My problem is when I'm not authenticated and I call the servlet via AJAX, this line of filter doesn't work

httpServletResponse.sendRedirect(loginPage);

So, I haven't receive any data and I'm not redirected to the loggin page. What can I do in this case?

回答1:

Here is how I send re-directs when Filtering AJAX requests...

AJAX Code (jQuery)

$.ajax({
    type: 'post',
    url: '/signMeInServlet',
    data: {
        'name': name,
        'pass': passW,
        },
    dataType: 'json',
    success: processSignInReturnMethod,
    error: function (xhr, ajaxOptions, thrownError){
        if (thrownError.redirect.length) {
            window.location.replace(thrownError.redirect);
        } else {
            alert('There was an error processing your request, please try again');
        }
    }
});

Relevant Filter Code

// Rest of your Filter processing and logic here, once you know you want
// to redirect, use the below code, which works for both AJAX and regualar
// requests

HttpServletRequest hreq = (HttpServletRequest) request;
String redirectUrl = "/redirected.jsp";

if (hreq.getHeader("x-requested-with") != null && 
        hreq.getHeader("x-requested-with").equalsIgnoreCase("XMLHttpRequest")) {

    // Set up your response here
    HttpServletResponse hres = (HttpServletResponse) response;
    hres.setContentType("text/json; charset=UTF-8");

    PrintWriter out = hres.getWriter();

    String json = "[{\"redirect\":\"" + redirectUrl + "\"}]";

    out.write(json);
    out.flush();
    out.close();

} else {

    ((HttpServletResponse)response).sendRedirect(redirectUrl);
}

回答2:

I tried to use some elegant solution, but none worked.

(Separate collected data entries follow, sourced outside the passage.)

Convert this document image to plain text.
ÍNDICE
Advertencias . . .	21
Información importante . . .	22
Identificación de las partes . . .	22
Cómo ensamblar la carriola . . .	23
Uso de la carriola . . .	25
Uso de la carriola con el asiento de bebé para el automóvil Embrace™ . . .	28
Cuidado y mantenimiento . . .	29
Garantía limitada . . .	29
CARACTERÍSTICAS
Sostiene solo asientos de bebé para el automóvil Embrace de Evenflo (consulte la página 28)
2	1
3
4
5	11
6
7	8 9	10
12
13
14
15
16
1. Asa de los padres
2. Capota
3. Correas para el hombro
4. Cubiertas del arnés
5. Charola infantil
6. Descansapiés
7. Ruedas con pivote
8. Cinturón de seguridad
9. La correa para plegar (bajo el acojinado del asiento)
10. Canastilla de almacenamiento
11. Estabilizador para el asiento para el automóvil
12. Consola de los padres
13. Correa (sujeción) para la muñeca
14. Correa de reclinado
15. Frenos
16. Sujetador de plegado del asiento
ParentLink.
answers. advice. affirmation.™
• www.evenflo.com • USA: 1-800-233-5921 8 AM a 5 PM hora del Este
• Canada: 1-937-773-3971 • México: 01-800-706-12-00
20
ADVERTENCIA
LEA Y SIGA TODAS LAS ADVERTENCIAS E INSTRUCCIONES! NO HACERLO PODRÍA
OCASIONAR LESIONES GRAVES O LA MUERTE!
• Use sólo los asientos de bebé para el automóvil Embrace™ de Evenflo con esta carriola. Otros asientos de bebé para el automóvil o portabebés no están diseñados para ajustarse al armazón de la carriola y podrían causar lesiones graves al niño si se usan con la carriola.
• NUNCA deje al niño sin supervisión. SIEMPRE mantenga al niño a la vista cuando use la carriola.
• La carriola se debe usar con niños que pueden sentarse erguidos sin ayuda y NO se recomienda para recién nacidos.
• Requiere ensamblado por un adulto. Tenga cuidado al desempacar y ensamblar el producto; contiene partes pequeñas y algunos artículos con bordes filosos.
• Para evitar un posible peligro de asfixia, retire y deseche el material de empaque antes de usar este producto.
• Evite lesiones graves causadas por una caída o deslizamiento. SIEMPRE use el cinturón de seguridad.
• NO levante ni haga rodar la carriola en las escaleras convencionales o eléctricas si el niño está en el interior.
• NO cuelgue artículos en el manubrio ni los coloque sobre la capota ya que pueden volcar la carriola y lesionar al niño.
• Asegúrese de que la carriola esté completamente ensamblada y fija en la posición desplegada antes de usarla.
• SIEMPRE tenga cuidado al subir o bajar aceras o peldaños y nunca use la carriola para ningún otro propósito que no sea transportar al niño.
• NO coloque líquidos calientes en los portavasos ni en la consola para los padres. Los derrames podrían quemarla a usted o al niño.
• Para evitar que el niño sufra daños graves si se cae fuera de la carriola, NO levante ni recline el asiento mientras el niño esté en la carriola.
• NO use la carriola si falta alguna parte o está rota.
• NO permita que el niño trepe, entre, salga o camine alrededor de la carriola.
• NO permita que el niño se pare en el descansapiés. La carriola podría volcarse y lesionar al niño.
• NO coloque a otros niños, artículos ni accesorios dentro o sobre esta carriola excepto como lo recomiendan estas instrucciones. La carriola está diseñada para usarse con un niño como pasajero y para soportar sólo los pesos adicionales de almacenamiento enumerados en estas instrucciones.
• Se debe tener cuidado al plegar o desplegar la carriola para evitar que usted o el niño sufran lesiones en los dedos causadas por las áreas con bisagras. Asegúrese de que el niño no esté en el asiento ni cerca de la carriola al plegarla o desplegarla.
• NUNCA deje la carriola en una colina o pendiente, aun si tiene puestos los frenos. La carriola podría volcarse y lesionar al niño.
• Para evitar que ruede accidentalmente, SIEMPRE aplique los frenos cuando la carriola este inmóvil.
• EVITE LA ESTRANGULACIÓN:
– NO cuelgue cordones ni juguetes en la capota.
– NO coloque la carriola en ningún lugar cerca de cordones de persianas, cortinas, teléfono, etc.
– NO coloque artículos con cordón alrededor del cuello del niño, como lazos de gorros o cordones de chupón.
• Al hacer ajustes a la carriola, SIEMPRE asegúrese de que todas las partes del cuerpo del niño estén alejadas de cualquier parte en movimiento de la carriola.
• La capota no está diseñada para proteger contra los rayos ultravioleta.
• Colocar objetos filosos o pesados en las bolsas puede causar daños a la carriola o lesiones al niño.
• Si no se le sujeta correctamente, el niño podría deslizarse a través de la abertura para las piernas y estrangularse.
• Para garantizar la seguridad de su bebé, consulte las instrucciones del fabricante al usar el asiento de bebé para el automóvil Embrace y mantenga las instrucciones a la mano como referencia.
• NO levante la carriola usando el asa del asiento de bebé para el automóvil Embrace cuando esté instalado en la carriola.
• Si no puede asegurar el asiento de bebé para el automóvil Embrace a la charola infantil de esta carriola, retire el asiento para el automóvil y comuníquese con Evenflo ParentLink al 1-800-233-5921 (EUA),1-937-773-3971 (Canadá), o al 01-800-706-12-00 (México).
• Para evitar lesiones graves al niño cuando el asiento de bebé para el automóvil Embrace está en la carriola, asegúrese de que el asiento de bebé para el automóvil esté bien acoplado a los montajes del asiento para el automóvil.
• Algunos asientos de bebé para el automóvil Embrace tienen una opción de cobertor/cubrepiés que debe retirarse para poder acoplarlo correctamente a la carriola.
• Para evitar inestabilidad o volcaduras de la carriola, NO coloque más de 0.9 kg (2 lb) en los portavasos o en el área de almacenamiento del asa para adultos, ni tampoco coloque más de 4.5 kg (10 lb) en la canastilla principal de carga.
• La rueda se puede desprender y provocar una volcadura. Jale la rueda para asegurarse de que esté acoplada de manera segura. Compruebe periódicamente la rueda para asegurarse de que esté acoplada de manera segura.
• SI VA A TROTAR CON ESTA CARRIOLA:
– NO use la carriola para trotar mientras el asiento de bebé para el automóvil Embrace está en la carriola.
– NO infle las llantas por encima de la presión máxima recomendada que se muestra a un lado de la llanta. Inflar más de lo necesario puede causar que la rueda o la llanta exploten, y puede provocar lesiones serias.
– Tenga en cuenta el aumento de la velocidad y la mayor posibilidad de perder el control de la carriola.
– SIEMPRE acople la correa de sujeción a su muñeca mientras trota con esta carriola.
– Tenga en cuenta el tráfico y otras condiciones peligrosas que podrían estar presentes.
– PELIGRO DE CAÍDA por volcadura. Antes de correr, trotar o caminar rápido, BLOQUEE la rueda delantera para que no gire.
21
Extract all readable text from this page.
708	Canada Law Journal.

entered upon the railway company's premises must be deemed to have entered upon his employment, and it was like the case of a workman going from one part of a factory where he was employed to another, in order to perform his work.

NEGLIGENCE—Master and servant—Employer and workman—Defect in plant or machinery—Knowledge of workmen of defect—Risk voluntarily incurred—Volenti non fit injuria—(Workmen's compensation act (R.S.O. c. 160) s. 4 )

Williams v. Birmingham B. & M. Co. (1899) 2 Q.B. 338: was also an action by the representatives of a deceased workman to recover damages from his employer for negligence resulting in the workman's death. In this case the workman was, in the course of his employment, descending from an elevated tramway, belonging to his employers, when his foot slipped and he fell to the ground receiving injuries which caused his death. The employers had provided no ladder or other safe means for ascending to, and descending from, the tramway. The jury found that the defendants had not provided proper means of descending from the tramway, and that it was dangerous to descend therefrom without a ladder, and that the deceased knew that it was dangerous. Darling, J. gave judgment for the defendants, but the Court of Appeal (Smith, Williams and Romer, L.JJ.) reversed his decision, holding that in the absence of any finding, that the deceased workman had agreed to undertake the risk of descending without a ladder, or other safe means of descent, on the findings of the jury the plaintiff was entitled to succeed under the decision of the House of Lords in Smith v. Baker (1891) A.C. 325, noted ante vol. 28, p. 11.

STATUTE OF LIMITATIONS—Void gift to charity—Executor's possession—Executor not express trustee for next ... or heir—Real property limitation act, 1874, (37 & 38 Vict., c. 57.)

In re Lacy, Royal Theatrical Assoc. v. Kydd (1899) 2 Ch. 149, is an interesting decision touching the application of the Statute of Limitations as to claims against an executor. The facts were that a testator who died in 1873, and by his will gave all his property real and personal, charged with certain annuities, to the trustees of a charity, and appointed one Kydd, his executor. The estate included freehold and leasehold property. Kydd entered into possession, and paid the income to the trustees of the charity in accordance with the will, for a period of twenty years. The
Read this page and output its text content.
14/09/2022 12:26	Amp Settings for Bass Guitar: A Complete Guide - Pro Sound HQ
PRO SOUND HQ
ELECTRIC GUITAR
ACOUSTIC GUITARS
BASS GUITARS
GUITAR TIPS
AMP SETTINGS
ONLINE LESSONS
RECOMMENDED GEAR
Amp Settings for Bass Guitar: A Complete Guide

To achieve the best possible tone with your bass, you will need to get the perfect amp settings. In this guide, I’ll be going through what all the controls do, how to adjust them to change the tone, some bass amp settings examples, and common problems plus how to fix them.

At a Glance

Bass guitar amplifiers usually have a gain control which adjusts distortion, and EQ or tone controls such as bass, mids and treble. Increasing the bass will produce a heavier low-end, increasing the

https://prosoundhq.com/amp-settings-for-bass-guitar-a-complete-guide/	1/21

I found this one ate primefaces forum, and worked also on a pure JSF application.

I used a Web Filter:

public void doFilter(ServletRequest request, ServletResponse response, FilterChain chain) throws IOException, ServletException {
    HttpServletRequest httpRequest = (HttpServletRequest) request;
    HttpServletResponse httpResponse = (HttpServletResponse) response;

    if(!identity.isLoggedIn()){
        if (isAjax(httpRequest)) {
            httpResponse.getWriter().print(xmlPartialRedirectToPage(httpRequest, "/login.xhtml"));
            httpResponse.flushBuffer();                
        }else{
            httpResponse.sendRedirect(httpRequest.getContextPath() + "/login.xhtml");
        }
    }else{
        chain.doFilter(request, response);
    }
}

private String xmlPartialRedirectToPage(HttpServletRequest request, String page) {
    StringBuilder sb = new StringBuilder();
    sb.append("<?xml version='1.0' encoding='UTF-8'?>");
    sb.append("<partial-response><redirect url=\"").append(request.getContextPath()).append(request.getServletPath()).append(page).append("\"/></partial-response>");
    return sb.toString();
}

private boolean isAjax(HttpServletRequest request) {
    return "XMLHttpRequest".equals(request.getHeader("X-Requested-With"));
}

回答3:

I solved the problem but not as I would. I use in the servler-filter this line

httpServletResponse.setStatus(HttpServletResponse.SC_MOVED_PERMANENTLY);

and in the client, using the ajax request I capture this status and then I do the redirect

var fAjaxRedirect = function(response, textStatus) {
    /* 301 is the code SC_MOVED_PERMANENTLY */
    if (response.status == 301) {
        location.reload(); //or location.href = 'xxxx.jsp';
 }};

    $.ajaxSetup({
        scriptCharset: "utf-8", 
        contentType: "application/x-www-form-urlencoded; charset=UTF-8"
    });
    $.ajax({
      type: "POST",
      url: "myServlet",
      complete: fAjaxRedirect,
      success: function(val) { 
          //something here
      }
    });

But doing it using that way, is the client who does the redirect of a page, and I would like to do it from the server, not depending the client.